I don't know David Ignatius from Adam, but his latest column highlights the problem with conventional thinking among old-line conservatives and liberals. He states in the first sentence of his piece, Bush's Misplaced Gambler's Instinct:
It was axiomatic during the Cold War that presidents should not gamble with matters of national security. The stakes were too high. The Bush administration's Iraq policy has long suffered from a lack of that prudence -- and the misplaced gambler's instinct is especially evident now in the administration's plan to send more troops to Baghdad.
The problem with beginning any analysis with a reference to Cold War strategic thinking is the fact that the Cold War has been over for nearly fifteen years. The Soviet Union collapsed from 1989 through 1991 and strategies based upon a bipolar geopolitical regime are irrelevant to today's world. It is time for people to get their head out of the past and understand that we face a very different situation than we did during the Cold War.
Mr. Ignatius says:
The lesson of the Cold War was to be tough -- but also to be careful.
That line of thinking is fine if we just want to contain threats to globalizations and freedom. As 9/11 showed, containment is no longer an appropriate response to threats to our existence. When the Soviet Union was still around, containment in Eastern Europe and the Middle East worked relatively well. We did not have the means or the will to take on a relatively co-equal enemy and the Soviet Union also did not have the means or the will to attack us directly.
The terrorists, who hole up in breeding grounds like Iraq and Afghanistan, have no such reservations. They will attack us without consideration of the costs because, unlike the standoff with the Soviet Union, the costs to the terrorists are infinitely smaller. If the Soviet Union had directly attacked us during the Cold War, they would have put their very existence at risk through nuclear annihilation. The terrorists have no such risk or don't care.
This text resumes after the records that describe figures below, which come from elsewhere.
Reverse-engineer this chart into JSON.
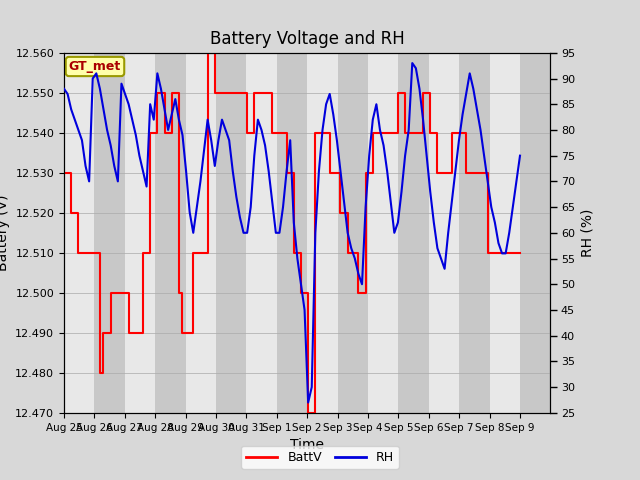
{
  "title": "Battery Voltage and RH",
  "xlabel": "Time",
  "ylabel_left": "Battery (V)",
  "ylabel_right": "RH (%)",
  "label_box": "GT_met",
  "ylim_left": [
    12.47,
    12.56
  ],
  "ylim_right": [
    25,
    95
  ],
  "yticks_left": [
    12.47,
    12.48,
    12.49,
    12.5,
    12.51,
    12.52,
    12.53,
    12.54,
    12.55,
    12.56
  ],
  "yticks_right": [
    25,
    30,
    35,
    40,
    45,
    50,
    55,
    60,
    65,
    70,
    75,
    80,
    85,
    90,
    95
  ],
  "xtick_labels": [
    "Aug 25",
    "Aug 26",
    "Aug 27",
    "Aug 28",
    "Aug 29",
    "Aug 30",
    "Aug 31",
    "Sep 1",
    "Sep 2",
    "Sep 3",
    "Sep 4",
    "Sep 5",
    "Sep 6",
    "Sep 7",
    "Sep 8",
    "Sep 9"
  ],
  "bg_color": "#d8d8d8",
  "plot_bg_strips": [
    "#e8e8e8",
    "#c8c8c8"
  ],
  "red_color": "#ff0000",
  "blue_color": "#0000dd",
  "legend_red": "BattV",
  "legend_blue": "RH",
  "title_fontsize": 12,
  "tick_fontsize": 8,
  "label_fontsize": 10,
  "batt_data": [
    12.53,
    12.53,
    12.52,
    12.52,
    12.51,
    12.51,
    12.51,
    12.51,
    12.51,
    12.51,
    12.48,
    12.49,
    12.49,
    12.5,
    12.5,
    12.5,
    12.5,
    12.5,
    12.49,
    12.49,
    12.49,
    12.49,
    12.51,
    12.51,
    12.54,
    12.54,
    12.55,
    12.55,
    12.54,
    12.54,
    12.55,
    12.55,
    12.5,
    12.49,
    12.49,
    12.49,
    12.51,
    12.51,
    12.51,
    12.51,
    12.56,
    12.56,
    12.55,
    12.55,
    12.55,
    12.55,
    12.55,
    12.55,
    12.55,
    12.55,
    12.55,
    12.54,
    12.54,
    12.55,
    12.55,
    12.55,
    12.55,
    12.55,
    12.54,
    12.54,
    12.54,
    12.54,
    12.53,
    12.53,
    12.51,
    12.51,
    12.5,
    12.5,
    12.47,
    12.47,
    12.54,
    12.54,
    12.54,
    12.54,
    12.53,
    12.53,
    12.53,
    12.52,
    12.52,
    12.51,
    12.51,
    12.51,
    12.5,
    12.5,
    12.53,
    12.53,
    12.54,
    12.54,
    12.54,
    12.54,
    12.54,
    12.54,
    12.54,
    12.55,
    12.55,
    12.54,
    12.54,
    12.54,
    12.54,
    12.54,
    12.55,
    12.55,
    12.54,
    12.54,
    12.53,
    12.53,
    12.53,
    12.53,
    12.54,
    12.54,
    12.54,
    12.54,
    12.53,
    12.53,
    12.53,
    12.53,
    12.53,
    12.53,
    12.51,
    12.51,
    12.51,
    12.51,
    12.51,
    12.51,
    12.51,
    12.51,
    12.51,
    12.51
  ],
  "rh_data": [
    88,
    87,
    84,
    82,
    80,
    78,
    73,
    70,
    90,
    91,
    88,
    84,
    80,
    77,
    73,
    70,
    89,
    87,
    85,
    82,
    79,
    75,
    72,
    69,
    85,
    82,
    91,
    88,
    84,
    80,
    83,
    86,
    82,
    79,
    72,
    64,
    60,
    65,
    70,
    76,
    82,
    78,
    73,
    78,
    82,
    80,
    78,
    72,
    67,
    63,
    60,
    60,
    65,
    75,
    82,
    80,
    77,
    72,
    66,
    60,
    60,
    65,
    72,
    78,
    62,
    55,
    50,
    45,
    27,
    30,
    60,
    72,
    80,
    85,
    87,
    83,
    78,
    72,
    66,
    60,
    57,
    55,
    52,
    50,
    65,
    75,
    82,
    85,
    80,
    77,
    72,
    66,
    60,
    62,
    68,
    75,
    80,
    93,
    92,
    88,
    82,
    75,
    68,
    62,
    57,
    55,
    53,
    60,
    66,
    72,
    78,
    83,
    87,
    91,
    88,
    84,
    80,
    75,
    70,
    65,
    62,
    58,
    56,
    56,
    60,
    65,
    70,
    75
  ]
}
Enough with the Cold War analogies. There is no comparison between the standoff with the Soviet Union and the need to eliminate the terrorist threat by strengthening peace and democracy in the Middle East and beyond. Regardless of whether America has so far failed to win the peace by introducing enough reconstruction personnel, its global strategy of seeking to change the dynamic in the third world is the correct one. It is time for the Cold Warriors to either go away or adapt to the new global security situation.